Students and parents are often concerned about finances. Conversations I’ve heard include concerns such as, “I’m anxious about my mom struggling to pay for college when funds are already tight,” “I must navigate the FAFSA on my own since my parents won’t assist,” and “The prospect of enduring debt looms, yet it seems there’s no alternative.”

The students I have worked with are typically diligent and despise the stereotype that their generation is lazy and uninterested in working towards their future. They are seriously considering their college options and the financial planning required to realize those aspirations. This concern is growing as tuition fees continue to rise.

The bottom line: Students and parents who engaged in open and honest discussions about finances tended to fare better, experiencing less stress and gaining a greater capacity to plan, even if it required students to cover their own expenses.

Some students just don’t want to go to college

Sometimes, I heard, “I don’t even want to go to college, but I can’t tell my parents.”

Hearing this was difficult as it signified that students were unable to freely express their chosen paths, be it travel, Teach for America, mission trips, blue-collar work, or technical school.

Some students concealed the truth, squandering thousands of dollars—either their own or their family’s—only to drop out a year later. Others pressed on with their college journey yet remained unhappy throughout. The burden of letting down their family weighed heavily on them.

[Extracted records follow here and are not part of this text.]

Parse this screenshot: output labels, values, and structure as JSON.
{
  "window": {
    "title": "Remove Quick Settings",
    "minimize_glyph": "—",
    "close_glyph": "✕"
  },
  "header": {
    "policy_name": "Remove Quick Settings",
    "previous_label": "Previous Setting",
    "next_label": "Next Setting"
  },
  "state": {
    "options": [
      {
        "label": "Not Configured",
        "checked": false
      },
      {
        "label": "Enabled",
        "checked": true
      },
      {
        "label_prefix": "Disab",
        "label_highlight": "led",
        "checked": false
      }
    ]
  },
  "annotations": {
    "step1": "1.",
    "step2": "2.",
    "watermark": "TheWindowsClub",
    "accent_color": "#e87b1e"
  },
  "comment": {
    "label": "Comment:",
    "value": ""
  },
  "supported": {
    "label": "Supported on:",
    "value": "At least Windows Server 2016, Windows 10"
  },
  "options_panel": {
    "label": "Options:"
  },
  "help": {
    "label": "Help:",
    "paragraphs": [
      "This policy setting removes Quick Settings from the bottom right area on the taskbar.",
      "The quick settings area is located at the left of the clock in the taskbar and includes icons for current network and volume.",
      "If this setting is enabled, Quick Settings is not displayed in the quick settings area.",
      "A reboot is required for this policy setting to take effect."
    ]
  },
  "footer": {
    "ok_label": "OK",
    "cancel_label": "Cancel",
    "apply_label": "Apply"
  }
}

The bottom line: Start by discussing “if” and “not ” when a student might go to college, fairly presenting other reasonable options and pathways to success.

In Summary – Open Communication is key

Generally, kids want to impress their parents and prove they can succeed at the college of their dreams. All of this can be more easily achieved if parents and college-bound kids are open to having conversations.

Throughout the college application season, most advice for parents has centered on listening, offering guidance when solicited, or simply supporting as a chaperone for college tours. The most valuable tip I received was to simply listen—wait to be asked a question before leaping into problem-solving mode.

When working with students, I encourage them to create a pros and cons list for difficult decisions. It’s important that this list includes their parents’ perspectives. Once a decision is reached, they should review it with their parents, presenting all the information they’ve compiled. My additional advice is to begin the conversation by asking their parents to listen before responding. After explaining, the student can then ask, “What do you think?” This approach should demonstrate to parents the effort and thoughtfulness their child has put into the decision-making process.